Quote:
Originally Posted by SpeedLimiter
The thing is there are only so many degens/wealthy recreational players that are willing to keep playing and losing money. The number is even less if you then take the percentage of those from this group who will continue to play when they and their peers know that they are a losing player. If the poker economy is to be sustainable long term, the factors which allowed it to be maintained in a live enviroment must be recreated as closely as possible in the online domain.
Over time the money filters upwards, we all know this. But databases like ptr clearly define the boundaries and the flow of profits. This economy relies on players believing in luck, being result orientated and in many cases being dellusional. PTR takes away any doubts you once may have kept you in the game. Your a break even player? no your not, your 85BI's down and now you, your friends and your milkman knows it. There is no way to hide your results, and this will be too much for many people. They will quit from fear of embarrisment or decide to study on their game (no doubt the majority taking the former option). Over time the % of players that know about PTR can only rise.

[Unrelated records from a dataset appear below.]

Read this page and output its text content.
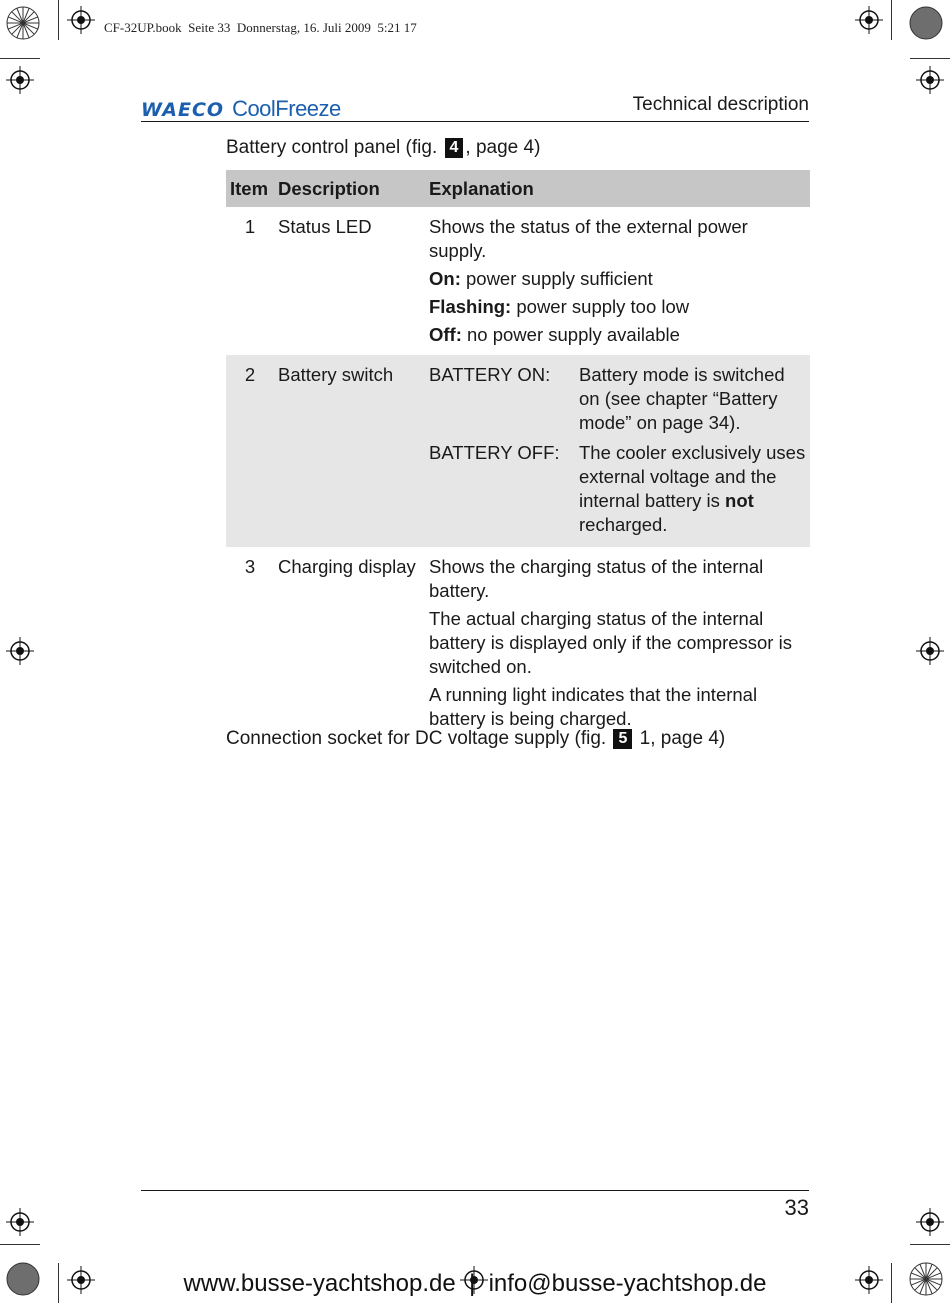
CF-32UP.book  Seite 33  Donnerstag, 16. Juli 2009  5:21 17
WAECO CoolFreeze	Technical description
Battery control panel (fig. 4 , page 4)
Item	Description	Explanation
1	Status LED	Shows the status of the external power supply.
On: power supply sufficient
Flashing: power supply too low
Off: no power supply available

2	Battery switch	BATTERY ON: Battery mode is switched on (see chapter “Battery mode” on page 34).
BATTERY OFF: The cooler exclusively uses external voltage and the internal battery is not recharged.

3	Charging display	Shows the charging status of the internal battery.
The actual charging status of the internal battery is displayed only if the compressor is switched on.
A running light indicates that the internal battery is being charged.
Connection socket for DC voltage supply (fig. 5 1, page 4)
33
www.busse-yachtshop.de  |  info@busse-yachtshop.de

Then the fishes go broke and move onto something new, something fun where they don't need to study to not get crushed. The break even regs become the fish, and the economy collapses as a mass exodus ensues from sites leaving those with no choice but to grind with a marginal edge agenst the few recreational players left. Poker is about incomplete information, but if you have enough data, enough trials of ranges and betting patters you can effectively turn someones hand face up. It can't stay like this, something has to give.
I've basically believed in just about every point that was mentioned in this post for a very long time, I just took it for granted that nothing was going to change with TR going up. Frankly, I would love to see the site go down, it creates ego wars between people who would otherwise be friends if they didn't know each other's winnings/losses, along with the entire theory that it is scaring many people away who may not have realized how bad they may have been prior to quit all together.
I don't see how anyone could argue it's good for the games, when in reality there's almost nothing good that filters down because of it. The only exception to the rule that I would make would be if they became exclusively a site sort of like HighStakesDB where they would only decide to track hands of the top 3 levels offered at all the sites. At least once you're getting to 25/50+ and higher, it's pretty safe to say the majority of them are already professionals by and large and would hardly care if other people knew roughly how they were doing or what lower stakes players thought of them.
Just my 2 cents... I'd be curious to see whether a group or party of people ban together to really push the ideas behind this thread to get some real progress going in the next couple of months.
Last edited by HBomb; 12-23-2009 at 03:54 AM.